Lei Zhang; Yuanyuan Chen; Hang Dong; Di Wu; Sili Chen; Xin Li; Boheng Liang; Qiaoyuan Yang

doi:10.1016/j.ecoenv.2024.117287

Improving the construction and prediction strategy of the Air Quality Health Index (AQHI) using machine learning: A case study in Guangzhou, China

Ecotoxicol Environ Saf. 2024 Nov 8:287:117287. doi: 10.1016/j.ecoenv.2024.117287. Online ahead of print.

Authors

Lei Zhang¹, Yuanyuan Chen², Hang Dong², Di Wu², Sili Chen¹, Xin Li³, Boheng Liang⁴, Qiaoyuan Yang⁵

Affiliations

¹ Department of Preventive Medicine, School of Public Health, Guangzhou Medical University, Xinzao, Panyu District, Guangzhou 511436, China.
² Guangzhou Center for Disease Control and Prevention, Guangzhou 510440, China.
³ Institute of Toxicology, Guangdong Provincial Center for Disease Control and Prevention, 160 Qunxian Road, Panyu District, Guangzhou 511430, China.
⁴ Guangzhou Center for Disease Control and Prevention, Guangzhou 510440, China. Electronic address: [email protected].
⁵ Department of Preventive Medicine, School of Public Health, Guangzhou Medical University, Xinzao, Panyu District, Guangzhou 511436, China; Guangdong Provincial Key Laboratory of Major Obstetric Diseases, Guangdong Provincial Clinical Research Center for Obstetrics and Gynecology, The Third Affiliated Hospital of Guangzhou Medical University, Guangzhou, China. Electronic address: [email protected].

PMID: 39520752
DOI: 10.1016/j.ecoenv.2024.117287

Abstract

Effectively capturing the risk of air pollution and informing residents is vital to public health.

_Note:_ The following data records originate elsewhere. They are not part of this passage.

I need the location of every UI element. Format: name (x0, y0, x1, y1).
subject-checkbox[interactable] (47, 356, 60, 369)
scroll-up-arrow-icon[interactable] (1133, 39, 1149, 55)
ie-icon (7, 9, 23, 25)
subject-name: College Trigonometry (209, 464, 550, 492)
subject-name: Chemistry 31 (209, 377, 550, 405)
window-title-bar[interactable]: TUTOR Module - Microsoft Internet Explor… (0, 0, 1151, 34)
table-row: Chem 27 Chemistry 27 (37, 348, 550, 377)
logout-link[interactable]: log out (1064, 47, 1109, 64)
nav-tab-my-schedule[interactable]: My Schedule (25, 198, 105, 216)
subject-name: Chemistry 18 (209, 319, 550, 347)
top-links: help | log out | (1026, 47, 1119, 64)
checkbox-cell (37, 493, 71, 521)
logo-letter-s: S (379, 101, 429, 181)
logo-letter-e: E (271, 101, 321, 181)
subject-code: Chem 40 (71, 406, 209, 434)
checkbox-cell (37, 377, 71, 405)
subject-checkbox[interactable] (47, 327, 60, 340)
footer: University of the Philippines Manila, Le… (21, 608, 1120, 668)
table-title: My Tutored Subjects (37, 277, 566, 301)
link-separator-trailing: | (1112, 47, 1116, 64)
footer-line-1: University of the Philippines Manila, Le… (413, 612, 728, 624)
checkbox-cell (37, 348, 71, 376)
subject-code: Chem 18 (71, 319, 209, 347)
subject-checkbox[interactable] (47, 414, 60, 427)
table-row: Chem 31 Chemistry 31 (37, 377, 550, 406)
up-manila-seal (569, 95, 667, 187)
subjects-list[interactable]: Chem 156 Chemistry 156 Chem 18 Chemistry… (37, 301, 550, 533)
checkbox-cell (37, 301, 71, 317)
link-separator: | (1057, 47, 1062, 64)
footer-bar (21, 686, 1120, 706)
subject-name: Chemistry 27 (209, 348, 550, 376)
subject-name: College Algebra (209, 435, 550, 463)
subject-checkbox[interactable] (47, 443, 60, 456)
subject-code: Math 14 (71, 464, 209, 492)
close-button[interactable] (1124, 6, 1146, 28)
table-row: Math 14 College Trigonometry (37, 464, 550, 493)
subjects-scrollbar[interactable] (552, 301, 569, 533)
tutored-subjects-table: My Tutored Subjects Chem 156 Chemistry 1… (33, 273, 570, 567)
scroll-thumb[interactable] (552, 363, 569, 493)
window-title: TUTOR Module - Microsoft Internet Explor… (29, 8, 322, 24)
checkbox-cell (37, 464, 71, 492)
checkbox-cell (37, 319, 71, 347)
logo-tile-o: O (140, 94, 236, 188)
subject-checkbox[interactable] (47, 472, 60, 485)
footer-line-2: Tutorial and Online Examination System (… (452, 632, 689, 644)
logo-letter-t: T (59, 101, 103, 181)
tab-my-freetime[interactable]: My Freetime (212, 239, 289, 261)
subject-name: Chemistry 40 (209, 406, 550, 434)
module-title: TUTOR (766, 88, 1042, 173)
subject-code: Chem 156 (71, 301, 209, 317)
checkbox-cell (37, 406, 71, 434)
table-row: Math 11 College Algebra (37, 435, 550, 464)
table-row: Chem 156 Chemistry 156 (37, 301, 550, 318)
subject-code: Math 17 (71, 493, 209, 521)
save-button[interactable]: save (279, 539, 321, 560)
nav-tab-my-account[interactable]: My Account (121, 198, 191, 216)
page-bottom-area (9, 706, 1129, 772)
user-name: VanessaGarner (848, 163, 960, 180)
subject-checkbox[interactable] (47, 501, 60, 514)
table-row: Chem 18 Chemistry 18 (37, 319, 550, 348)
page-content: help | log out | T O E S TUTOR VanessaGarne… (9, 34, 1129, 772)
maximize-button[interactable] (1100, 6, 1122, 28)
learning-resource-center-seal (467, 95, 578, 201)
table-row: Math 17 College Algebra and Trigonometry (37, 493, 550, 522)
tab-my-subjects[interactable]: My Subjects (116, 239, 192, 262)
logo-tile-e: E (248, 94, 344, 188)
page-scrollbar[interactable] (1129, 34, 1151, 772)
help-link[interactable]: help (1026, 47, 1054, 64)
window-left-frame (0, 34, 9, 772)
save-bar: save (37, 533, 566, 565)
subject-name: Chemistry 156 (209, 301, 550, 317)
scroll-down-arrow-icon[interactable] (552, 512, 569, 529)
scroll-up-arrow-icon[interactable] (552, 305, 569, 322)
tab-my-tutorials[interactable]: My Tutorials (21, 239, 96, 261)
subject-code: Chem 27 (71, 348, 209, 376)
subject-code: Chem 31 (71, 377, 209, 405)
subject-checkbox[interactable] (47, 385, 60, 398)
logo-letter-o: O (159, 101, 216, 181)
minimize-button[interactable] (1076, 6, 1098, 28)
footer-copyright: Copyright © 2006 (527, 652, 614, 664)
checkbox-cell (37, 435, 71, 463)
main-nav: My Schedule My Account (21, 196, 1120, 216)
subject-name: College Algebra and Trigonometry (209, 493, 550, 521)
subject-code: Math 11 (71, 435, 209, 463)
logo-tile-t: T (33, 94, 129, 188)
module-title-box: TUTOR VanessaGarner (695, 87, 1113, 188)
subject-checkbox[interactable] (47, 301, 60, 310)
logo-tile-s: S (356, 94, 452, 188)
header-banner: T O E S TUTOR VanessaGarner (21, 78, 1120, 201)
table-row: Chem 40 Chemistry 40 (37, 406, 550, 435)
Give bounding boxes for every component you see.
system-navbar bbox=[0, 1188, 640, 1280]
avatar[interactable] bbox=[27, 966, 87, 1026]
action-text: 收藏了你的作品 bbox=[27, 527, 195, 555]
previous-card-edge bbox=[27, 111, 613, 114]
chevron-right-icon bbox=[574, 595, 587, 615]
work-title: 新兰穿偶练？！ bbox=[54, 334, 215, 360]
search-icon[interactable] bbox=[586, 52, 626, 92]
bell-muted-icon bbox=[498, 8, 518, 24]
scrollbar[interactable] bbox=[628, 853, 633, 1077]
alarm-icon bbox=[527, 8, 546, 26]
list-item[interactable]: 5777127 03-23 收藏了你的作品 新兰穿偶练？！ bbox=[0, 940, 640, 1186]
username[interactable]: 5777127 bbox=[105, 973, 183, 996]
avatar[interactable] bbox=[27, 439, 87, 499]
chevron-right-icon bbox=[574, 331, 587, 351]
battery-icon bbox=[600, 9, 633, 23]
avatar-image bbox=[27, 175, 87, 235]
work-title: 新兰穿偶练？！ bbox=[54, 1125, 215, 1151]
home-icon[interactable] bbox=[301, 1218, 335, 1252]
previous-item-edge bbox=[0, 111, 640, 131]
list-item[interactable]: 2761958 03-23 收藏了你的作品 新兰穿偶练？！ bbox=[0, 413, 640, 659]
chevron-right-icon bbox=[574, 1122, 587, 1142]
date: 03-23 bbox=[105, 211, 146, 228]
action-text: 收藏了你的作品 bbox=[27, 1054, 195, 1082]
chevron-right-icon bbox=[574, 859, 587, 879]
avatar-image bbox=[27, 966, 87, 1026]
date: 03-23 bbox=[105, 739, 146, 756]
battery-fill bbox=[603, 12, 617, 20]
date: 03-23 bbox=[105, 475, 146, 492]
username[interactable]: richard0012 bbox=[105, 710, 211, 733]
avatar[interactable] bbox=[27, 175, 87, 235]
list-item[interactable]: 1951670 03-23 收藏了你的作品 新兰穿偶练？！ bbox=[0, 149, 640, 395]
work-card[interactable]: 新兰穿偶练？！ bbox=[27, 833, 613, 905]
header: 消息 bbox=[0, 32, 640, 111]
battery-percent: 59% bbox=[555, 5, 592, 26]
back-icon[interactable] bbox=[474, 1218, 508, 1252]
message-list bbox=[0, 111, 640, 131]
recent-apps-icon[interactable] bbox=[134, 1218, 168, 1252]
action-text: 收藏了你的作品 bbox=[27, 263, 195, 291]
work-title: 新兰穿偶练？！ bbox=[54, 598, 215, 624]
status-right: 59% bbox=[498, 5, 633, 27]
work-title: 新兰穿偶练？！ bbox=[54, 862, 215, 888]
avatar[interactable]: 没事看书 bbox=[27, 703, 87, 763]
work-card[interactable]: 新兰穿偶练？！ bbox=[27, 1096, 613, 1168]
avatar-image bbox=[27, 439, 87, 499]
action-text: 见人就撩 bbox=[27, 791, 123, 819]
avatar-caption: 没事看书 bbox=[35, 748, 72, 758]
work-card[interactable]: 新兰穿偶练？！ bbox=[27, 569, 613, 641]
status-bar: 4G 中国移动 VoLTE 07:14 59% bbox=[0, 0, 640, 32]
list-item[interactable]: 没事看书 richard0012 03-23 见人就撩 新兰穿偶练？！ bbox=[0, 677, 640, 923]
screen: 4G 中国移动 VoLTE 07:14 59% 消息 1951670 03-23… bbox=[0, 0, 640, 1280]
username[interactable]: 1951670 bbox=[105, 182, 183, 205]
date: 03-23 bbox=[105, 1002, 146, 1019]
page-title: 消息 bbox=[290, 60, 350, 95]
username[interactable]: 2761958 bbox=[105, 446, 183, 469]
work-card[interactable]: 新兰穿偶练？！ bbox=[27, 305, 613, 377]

The widely used Air Quality Index (AQI) has been criticized for failing to accurately represent the non-threshold linear relationship between air pollution and health outcomes. Although the Air Quality Health Index (AQHI) was developed to address these limitations, it lacks comprehensive construction criteria. This work proposed a novel construction and prediction strategy of AQHI using machine learning methods. Our RF-Alasso-QGC method integrated Random Forest (RF), Adaptive Lasso (Alasso), and Quantile-based G-Computation (QGC) for effective pollutant selection and AQHI construction. The RF-Alasso method excluded CO, while identified PM₁₀, PM_2.5, NO₂, SO₂, and O₃ as major contributors to mortality. The QGC method controlled the additive and synergistic effects among these air pollutants. Compared to the Standard-AQHI, the new RF-Alasso-QGC-AQHI demonstrated a stronger correlation with health outcomes, with an interquartile (IQR) increase associated with a 1.80 % (1.44 %, 2.17 %) increase in total mortality, and the best goodness of fit. Additionally, the hybrid Auto Regressive Moving Average-Long Short Term Memory (ARIMA-LSTM) successfully forecast the new AQHI, achieving a coefficient of determination (R²) of 0.961. The work demonstrated that the improved AQHI construction and prediction strategy more efficiently communicate and provide early warnings of the health risks of multiple air pollutants.

Keywords: Adaptive Lasso; Air pollutant selection; Air quality health index; Health risk prediction; Quantile-based G-Computation; Random Forest.